Vertu, whose phones are said by the media to be popular with celebrities like Madonna and David Beckham, rolled out the leather-clad TI in Hong Kong on Friday.
Costing as much as HK$167,000, the TI - which is cased in titanium - runs Google's Android operating system and has a ruby key for access to concierge services.
"It's not selling a phone.
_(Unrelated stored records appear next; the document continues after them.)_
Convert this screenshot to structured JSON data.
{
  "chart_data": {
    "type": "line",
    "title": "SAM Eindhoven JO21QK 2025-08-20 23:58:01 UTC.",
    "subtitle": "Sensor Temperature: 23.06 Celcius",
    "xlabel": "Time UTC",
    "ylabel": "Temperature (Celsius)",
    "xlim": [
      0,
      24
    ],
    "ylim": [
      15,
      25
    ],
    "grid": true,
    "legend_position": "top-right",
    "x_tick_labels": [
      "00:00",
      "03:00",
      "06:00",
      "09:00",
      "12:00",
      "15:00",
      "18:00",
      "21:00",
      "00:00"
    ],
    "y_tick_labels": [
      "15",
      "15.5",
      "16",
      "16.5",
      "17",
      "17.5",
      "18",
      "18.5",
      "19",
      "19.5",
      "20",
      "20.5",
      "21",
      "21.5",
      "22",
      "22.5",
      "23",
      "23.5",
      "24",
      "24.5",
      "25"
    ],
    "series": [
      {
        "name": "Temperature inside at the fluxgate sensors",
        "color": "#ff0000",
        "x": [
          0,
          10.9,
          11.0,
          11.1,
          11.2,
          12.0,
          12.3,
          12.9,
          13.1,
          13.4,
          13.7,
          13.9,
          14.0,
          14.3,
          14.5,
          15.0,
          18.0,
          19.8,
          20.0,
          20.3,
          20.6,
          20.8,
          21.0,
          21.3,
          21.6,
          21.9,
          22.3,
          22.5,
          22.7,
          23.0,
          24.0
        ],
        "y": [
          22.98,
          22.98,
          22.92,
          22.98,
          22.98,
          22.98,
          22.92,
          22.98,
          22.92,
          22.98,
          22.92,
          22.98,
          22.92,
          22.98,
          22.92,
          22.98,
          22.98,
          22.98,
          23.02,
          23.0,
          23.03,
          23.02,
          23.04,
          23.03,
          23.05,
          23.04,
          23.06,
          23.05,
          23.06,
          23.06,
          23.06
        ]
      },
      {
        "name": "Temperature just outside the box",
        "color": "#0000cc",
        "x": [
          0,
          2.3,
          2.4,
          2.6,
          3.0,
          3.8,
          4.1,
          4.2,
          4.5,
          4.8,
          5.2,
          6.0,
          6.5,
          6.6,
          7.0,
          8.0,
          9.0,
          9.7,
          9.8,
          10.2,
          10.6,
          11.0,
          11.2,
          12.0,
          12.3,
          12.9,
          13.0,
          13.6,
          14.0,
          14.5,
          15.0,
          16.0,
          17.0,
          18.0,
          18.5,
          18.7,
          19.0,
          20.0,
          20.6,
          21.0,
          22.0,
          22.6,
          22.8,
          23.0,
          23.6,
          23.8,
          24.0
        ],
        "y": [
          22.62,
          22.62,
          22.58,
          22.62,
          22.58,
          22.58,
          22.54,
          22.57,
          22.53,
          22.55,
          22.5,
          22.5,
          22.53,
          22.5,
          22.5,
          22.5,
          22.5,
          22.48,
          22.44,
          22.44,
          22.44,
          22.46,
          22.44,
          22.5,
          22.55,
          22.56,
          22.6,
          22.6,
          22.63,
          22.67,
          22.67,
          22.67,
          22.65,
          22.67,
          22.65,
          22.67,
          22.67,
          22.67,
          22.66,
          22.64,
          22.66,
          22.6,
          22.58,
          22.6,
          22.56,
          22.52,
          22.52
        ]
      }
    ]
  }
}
It's selling a lifestyle for Vertu, so there will be people who get hooked to it, especially for people who want to feel privileged," said Teck Zhung Wong, an IDC analyst in Singapore.
With the demand for smartphones rising sharply globally, traditional makers of networking and connectivity equipment have been hoping to bank on the booming market.
Major markets for luxury phones include China, Japan, Russia and the United States, Euromonitor said.
In China, the world's largest mobile phone market, the market size for luxury phones alone is expected to grow to 1.64 billion yuan in 2017, up nearly 60 percent from 1.05 billion yuan in 2012.
The TI joins earlier Vertu offerings, such as a handset created with French jeweler Boucheron that is made from gold and encrusted with precious stones.
While not as heavy on the bling, Russia's Yota Devices will also plunge into the Asian smartphone fray with the YotaPhone, which has an LCD screen on one side and an e-reader display on the other, in the hopes of appealing to readers on the road.
"If you look at the big brands, in the last six years, there was not much innovation in the user experience space," Vlad Martynov, CEO of Yota Devices, told Reuters in Hong Kong.
Yota plans to launch the phone in the third quarter in Russia initially and to global markets after that, with pricing not yet set but likely to run to several hundred U.S. dollars. The target is to sell about one million units in the first 10 months after its global launch.
Vertu and Yota Devices join more established vendors such as the France-based Atelier Haute Communications, which works with TAG Heuer and other luxury firms to create bespoke handsets.
Yet how well the new phones will sell in their target Asian market remains to be seen.
The YotaPhone, for example, may sell well in certain nations, but for China, it could be tough, analysts said.
"I think it might prove a bit more difficult to sell because there are a lot of cheap e-readers around," Wong said. "So I'm not sure whether people want a phone that mimics an e-reader functionality."